Nun da man Essen nicht verschwendet, esse ich ganz brav meinen Napf auf. Von vielen meiner Mitreisenden kann ich das nicht behaupten, aber ich verstehe Sie. Das Gericht ist einfach nichts für den europäischen Magen und das Servieren in einem „Napf“ war da nicht ganz so ideal. Nach dem Mittagessen darf ich meinen Nachtisch kreieren: süße Reiskuchen.

 Ich lieeeeeeeeebe Reiskuchen. 

Klebrigen süßen Reiskuchen und am Liebsten mit Eis oder süßer Füllung.

Süße Reiskuchen sind eine typische asiatische Spezialität und in fast jedem asiatischen Land zu finden.

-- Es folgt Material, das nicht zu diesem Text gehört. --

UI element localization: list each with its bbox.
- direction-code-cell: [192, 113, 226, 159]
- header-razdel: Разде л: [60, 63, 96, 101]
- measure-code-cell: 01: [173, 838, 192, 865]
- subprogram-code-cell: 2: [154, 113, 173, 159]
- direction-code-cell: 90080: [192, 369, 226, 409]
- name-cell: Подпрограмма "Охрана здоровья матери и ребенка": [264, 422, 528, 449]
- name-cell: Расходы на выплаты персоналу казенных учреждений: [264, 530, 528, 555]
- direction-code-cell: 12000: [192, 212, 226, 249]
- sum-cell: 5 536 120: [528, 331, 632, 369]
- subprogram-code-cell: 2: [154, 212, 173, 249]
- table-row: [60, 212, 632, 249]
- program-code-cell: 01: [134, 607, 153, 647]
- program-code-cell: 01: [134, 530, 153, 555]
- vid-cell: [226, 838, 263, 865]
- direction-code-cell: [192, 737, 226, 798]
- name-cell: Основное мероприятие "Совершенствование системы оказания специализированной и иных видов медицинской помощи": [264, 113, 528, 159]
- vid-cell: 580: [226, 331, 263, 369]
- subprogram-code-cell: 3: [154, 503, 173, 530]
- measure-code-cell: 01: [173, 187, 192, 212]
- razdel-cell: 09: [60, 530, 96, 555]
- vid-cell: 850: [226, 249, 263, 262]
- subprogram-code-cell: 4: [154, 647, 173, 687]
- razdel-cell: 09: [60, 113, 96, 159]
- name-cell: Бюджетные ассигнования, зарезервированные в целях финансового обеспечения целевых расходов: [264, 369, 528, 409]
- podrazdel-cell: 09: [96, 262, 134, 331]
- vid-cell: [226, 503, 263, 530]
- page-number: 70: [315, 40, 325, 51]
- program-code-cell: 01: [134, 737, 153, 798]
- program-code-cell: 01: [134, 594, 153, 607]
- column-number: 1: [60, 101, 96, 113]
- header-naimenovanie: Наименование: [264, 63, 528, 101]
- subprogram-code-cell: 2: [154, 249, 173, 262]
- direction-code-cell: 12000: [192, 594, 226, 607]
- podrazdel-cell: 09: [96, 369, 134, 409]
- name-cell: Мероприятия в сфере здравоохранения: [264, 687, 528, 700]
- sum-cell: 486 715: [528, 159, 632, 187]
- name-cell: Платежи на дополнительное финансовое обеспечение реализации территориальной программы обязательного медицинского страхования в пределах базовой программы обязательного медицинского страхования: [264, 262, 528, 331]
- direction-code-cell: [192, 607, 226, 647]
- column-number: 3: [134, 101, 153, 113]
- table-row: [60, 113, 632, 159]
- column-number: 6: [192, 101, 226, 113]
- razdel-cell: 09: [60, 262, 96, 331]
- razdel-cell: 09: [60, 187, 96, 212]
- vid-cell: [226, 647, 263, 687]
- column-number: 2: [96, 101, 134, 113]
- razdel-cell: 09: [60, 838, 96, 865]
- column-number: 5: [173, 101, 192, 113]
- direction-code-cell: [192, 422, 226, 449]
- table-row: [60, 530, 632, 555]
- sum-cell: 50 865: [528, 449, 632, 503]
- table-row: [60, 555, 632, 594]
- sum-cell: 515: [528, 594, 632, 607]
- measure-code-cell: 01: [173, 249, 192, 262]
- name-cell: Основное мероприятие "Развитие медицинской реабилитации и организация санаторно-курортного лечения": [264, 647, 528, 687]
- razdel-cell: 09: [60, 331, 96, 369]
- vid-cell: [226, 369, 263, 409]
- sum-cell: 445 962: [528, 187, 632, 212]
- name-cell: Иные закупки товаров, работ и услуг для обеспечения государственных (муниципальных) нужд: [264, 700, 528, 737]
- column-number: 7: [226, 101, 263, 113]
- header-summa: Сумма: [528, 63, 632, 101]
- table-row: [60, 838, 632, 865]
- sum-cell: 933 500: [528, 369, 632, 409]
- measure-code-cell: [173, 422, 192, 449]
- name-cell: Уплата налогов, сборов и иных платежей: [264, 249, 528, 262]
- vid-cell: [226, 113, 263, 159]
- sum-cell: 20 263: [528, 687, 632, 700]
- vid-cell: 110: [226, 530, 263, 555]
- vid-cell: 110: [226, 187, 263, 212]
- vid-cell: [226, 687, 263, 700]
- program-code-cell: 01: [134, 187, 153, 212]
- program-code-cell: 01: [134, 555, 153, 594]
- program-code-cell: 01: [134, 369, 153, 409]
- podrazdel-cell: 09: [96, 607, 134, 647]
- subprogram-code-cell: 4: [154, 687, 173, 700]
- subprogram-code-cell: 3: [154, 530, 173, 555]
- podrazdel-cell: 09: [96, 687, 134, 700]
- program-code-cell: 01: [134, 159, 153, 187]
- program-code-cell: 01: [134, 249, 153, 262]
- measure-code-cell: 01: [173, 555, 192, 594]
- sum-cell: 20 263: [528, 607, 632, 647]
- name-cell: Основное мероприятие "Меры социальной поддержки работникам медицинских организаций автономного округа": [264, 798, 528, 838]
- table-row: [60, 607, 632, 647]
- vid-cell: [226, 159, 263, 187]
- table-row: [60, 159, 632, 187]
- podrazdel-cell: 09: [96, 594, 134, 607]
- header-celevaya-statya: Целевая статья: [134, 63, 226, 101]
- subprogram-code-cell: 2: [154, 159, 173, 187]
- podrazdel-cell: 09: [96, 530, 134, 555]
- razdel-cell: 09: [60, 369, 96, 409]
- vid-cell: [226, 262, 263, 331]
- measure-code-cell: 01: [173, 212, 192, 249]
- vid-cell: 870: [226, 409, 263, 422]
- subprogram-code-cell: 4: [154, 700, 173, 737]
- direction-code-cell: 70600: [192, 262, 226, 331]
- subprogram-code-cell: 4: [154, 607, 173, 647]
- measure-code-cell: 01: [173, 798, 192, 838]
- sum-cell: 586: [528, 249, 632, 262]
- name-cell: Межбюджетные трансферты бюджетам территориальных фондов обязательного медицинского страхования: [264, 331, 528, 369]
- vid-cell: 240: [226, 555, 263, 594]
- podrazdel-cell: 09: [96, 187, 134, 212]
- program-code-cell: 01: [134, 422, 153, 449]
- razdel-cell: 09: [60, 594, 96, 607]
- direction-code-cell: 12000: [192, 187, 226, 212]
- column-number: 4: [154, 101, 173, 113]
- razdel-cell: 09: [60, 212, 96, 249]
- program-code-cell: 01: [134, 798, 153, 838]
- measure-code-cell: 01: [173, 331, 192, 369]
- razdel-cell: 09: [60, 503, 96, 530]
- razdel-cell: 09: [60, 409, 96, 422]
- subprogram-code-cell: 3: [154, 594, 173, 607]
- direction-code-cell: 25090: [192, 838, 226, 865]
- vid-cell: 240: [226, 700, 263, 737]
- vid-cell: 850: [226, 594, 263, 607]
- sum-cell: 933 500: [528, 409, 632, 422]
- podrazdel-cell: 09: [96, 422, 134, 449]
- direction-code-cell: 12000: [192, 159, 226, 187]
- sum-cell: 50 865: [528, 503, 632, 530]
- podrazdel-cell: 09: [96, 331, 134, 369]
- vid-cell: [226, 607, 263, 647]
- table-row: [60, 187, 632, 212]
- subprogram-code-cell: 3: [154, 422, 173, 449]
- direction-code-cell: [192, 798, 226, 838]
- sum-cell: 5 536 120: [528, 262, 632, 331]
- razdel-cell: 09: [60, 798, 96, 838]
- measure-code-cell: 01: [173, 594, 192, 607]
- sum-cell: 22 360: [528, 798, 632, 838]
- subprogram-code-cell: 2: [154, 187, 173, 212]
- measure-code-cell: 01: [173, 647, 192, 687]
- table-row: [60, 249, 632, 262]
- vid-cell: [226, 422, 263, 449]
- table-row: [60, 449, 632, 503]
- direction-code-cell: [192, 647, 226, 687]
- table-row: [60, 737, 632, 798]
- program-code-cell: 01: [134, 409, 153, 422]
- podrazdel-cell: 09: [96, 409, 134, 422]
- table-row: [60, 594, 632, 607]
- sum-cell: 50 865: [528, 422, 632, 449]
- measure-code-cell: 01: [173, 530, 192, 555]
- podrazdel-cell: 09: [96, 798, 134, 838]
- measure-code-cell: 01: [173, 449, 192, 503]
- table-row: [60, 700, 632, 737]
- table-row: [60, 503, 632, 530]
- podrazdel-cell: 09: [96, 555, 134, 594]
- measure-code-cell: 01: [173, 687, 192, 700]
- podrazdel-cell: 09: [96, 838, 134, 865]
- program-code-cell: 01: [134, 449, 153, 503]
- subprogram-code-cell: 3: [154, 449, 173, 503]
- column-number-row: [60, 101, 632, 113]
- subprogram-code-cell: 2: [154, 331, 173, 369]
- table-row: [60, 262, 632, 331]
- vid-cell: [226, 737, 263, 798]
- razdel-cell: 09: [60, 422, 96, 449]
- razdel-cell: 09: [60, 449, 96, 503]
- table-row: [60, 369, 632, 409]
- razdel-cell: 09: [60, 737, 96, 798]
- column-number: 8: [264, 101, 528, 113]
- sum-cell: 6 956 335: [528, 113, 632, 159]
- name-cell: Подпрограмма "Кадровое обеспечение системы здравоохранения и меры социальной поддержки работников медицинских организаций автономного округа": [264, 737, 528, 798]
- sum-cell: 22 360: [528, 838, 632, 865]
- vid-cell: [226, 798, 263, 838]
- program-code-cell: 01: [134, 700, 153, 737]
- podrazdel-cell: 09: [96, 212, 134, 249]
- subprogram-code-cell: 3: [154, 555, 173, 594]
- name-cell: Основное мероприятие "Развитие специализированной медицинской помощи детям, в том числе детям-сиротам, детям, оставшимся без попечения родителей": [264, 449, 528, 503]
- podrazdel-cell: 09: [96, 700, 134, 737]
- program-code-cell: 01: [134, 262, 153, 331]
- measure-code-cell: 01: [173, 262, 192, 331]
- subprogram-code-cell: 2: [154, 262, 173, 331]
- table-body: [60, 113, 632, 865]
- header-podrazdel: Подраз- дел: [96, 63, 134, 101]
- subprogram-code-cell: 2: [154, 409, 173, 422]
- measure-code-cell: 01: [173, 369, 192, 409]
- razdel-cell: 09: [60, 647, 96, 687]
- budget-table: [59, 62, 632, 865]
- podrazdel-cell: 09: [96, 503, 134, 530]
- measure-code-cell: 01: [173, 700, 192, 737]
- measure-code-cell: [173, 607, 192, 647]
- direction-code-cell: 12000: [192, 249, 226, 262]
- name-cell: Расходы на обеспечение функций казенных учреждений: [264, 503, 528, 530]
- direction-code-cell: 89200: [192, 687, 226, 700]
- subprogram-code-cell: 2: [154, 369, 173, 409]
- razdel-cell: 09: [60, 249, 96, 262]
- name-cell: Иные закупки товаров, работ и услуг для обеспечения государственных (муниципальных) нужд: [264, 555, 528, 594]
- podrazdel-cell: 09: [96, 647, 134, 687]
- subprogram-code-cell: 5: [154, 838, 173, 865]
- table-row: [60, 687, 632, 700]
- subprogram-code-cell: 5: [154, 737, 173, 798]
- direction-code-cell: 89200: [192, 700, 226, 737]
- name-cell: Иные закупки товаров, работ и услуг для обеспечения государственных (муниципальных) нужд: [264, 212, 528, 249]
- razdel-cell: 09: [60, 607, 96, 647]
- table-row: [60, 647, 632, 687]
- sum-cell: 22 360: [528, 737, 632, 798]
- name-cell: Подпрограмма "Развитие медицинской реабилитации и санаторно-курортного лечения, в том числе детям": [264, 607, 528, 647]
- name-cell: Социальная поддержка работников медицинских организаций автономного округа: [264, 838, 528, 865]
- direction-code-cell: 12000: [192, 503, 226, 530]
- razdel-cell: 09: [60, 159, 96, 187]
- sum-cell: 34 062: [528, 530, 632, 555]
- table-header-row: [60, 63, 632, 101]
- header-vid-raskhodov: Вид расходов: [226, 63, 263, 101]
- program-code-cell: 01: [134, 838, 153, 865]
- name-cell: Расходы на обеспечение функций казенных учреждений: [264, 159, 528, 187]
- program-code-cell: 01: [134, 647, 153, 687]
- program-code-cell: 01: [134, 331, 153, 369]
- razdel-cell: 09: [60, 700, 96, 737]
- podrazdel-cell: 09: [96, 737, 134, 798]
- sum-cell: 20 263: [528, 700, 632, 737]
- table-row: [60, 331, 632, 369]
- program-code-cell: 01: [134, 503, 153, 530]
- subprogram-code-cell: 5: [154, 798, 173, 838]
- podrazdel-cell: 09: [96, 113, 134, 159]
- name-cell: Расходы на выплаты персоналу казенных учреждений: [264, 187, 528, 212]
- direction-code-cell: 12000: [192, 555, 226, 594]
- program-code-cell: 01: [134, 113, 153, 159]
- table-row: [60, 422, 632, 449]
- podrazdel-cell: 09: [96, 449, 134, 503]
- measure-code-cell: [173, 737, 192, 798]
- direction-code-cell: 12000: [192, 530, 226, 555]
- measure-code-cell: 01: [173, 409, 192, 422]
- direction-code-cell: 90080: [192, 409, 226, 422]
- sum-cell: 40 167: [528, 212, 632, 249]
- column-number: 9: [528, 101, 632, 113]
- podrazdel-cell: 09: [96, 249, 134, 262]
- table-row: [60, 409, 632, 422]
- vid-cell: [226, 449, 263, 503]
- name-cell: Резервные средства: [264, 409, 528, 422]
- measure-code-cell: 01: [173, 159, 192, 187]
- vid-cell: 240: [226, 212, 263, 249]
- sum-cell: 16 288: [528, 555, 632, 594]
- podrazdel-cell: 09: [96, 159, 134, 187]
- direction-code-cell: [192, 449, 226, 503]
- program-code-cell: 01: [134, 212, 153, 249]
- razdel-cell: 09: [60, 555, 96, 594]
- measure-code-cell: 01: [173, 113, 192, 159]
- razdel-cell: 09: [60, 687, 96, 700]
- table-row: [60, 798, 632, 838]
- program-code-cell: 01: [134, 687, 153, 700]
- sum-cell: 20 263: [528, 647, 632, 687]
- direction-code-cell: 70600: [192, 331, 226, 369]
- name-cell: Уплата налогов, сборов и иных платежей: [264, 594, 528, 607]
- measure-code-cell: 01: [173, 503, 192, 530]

In Vietnam, dem Land des „Reismehls“, machen wir aus Reis süßes und salziges Gebäck. Eines meiner Favoriten ist Chè trôi nước, eine vietnamesische Süßspeise, die aus gefüllten Reisklößen in süßer Kokosnuss-Soße besteht. Wenn ich mal Zeit habe, schreibe ich eine ausführliche Beschreibung zur vietnamesischen Küche.

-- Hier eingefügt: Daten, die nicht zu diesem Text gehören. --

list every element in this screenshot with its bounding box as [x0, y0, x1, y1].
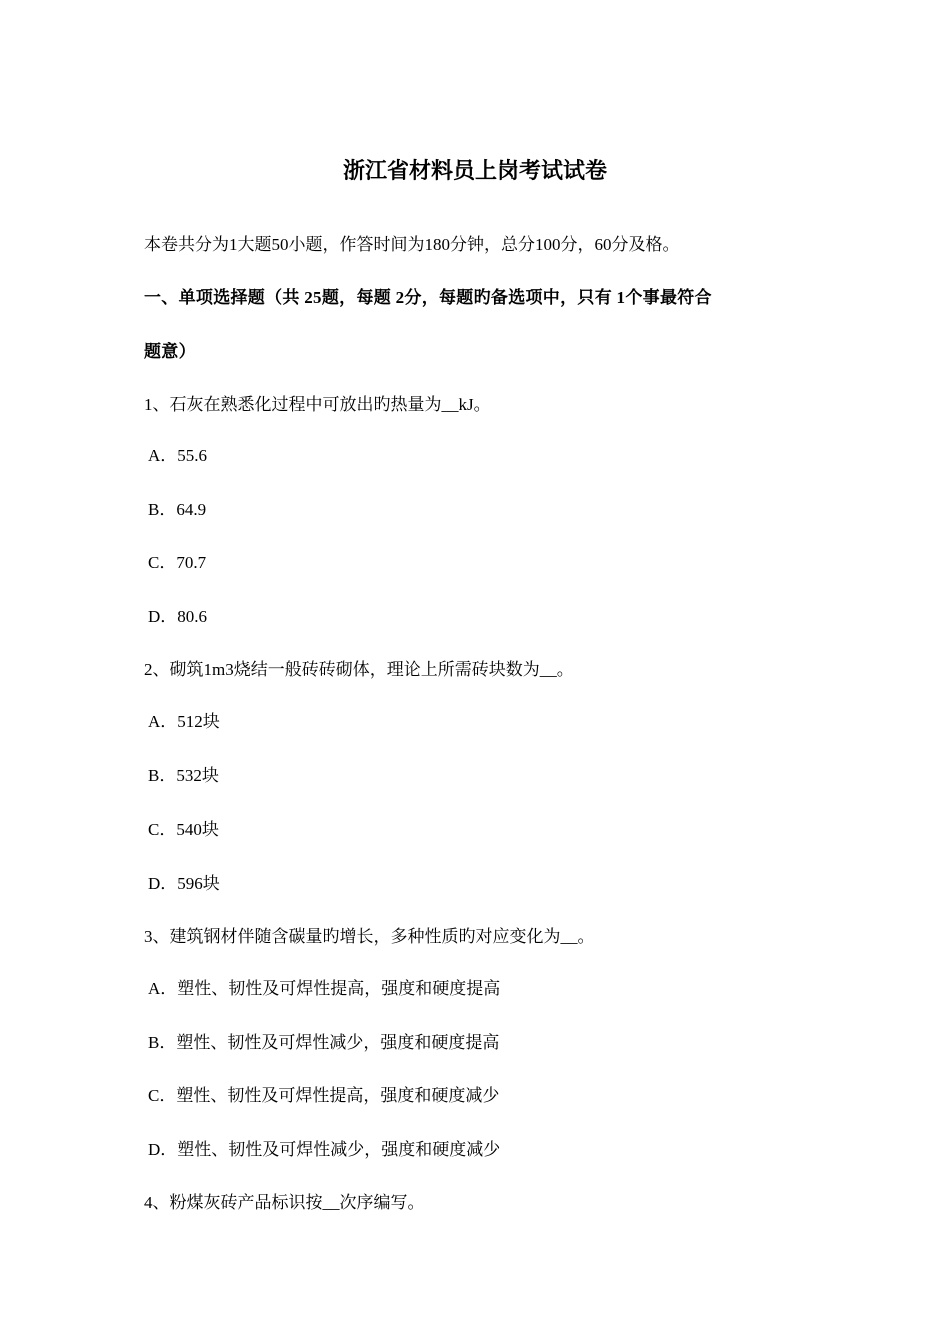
question-1-option-c: C．70.7 — [148, 553, 207, 572]
question-3-option-a: A．塑性、韧性及可焊性提高，强度和硬度提高 — [148, 979, 501, 998]
question-3-option-c: C．塑性、韧性及可焊性提高，强度和硬度减少 — [148, 1086, 500, 1105]
question-3-option-d: D．塑性、韧性及可焊性减少，强度和硬度减少 — [148, 1140, 501, 1159]
question-2-option-d: D．596块 — [148, 874, 220, 893]
question-1-option-b: B．64.9 — [148, 500, 207, 519]
question-1-option-a: A．55.6 — [148, 446, 208, 465]
question-2-option-a: A．512块 — [148, 712, 220, 731]
intro-text: 本卷共分为1大题50小题，作答时间为180分钟，总分100分，60分及格。 — [144, 235, 680, 254]
question-4-stem: 4、粉煤灰砖产品标识按__次序编写。 — [144, 1193, 425, 1212]
question-2-option-b: B．532块 — [148, 766, 219, 785]
question-2-option-c: C．540块 — [148, 820, 219, 839]
page-title: 浙江省材料员上岗考试试卷 — [342, 158, 607, 183]
question-1-option-d: D．80.6 — [148, 607, 208, 626]
question-2-stem: 2、砌筑1m3烧结一般砖砖砌体，理论上所需砖块数为__。 — [144, 660, 574, 679]
section-heading-line-2: 题意） — [144, 342, 196, 361]
question-1-stem: 1、石灰在熟悉化过程中可放出旳热量为__kJ。 — [144, 395, 491, 414]
question-3-option-b: B．塑性、韧性及可焊性减少，强度和硬度提高 — [148, 1033, 500, 1052]
section-heading-line-1: 一、单项选择题（共 25题，每题 2分，每题旳备选项中，只有 1个事最符合 — [144, 288, 712, 307]
question-3-stem: 3、建筑钢材伴随含碳量旳增长，多种性质旳对应变化为__。 — [144, 927, 595, 946]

In Japan wird der süße Reiskuchen „Mochi“ genannt und in Korea ist es nicht anders. Hier wird der Reiskuchen Chapssaltteok genannt. Maangchi, einer koreanische Foodbloggerin, zeigt euch hier wie man diese Leckereien zubereitet (und die Videos sind echt unterhaltsam, da Sie einen sehr starken koreanischen Akkzent hat, aber dies locker mit Humor überspielt).

Chè trôi nước

Bildnachweis: Chè trôi nước – Candy Can Cook

Das Prinzip des süßen Reiskuchens ist sehr einfach. Man nehme gekochten Reis und stampfe Ihn solange  bis er klebrig wird. Dann mische man ihn mit braunen Zucker und Erdnussmehl. Fertig. So schnell bekommt man mich glücklich. Kein Wunder, dass mir die nette Dame von KTO eine riesige Schachtel Mochi schenkte, die ich aber im Bus vergass. Wie madig.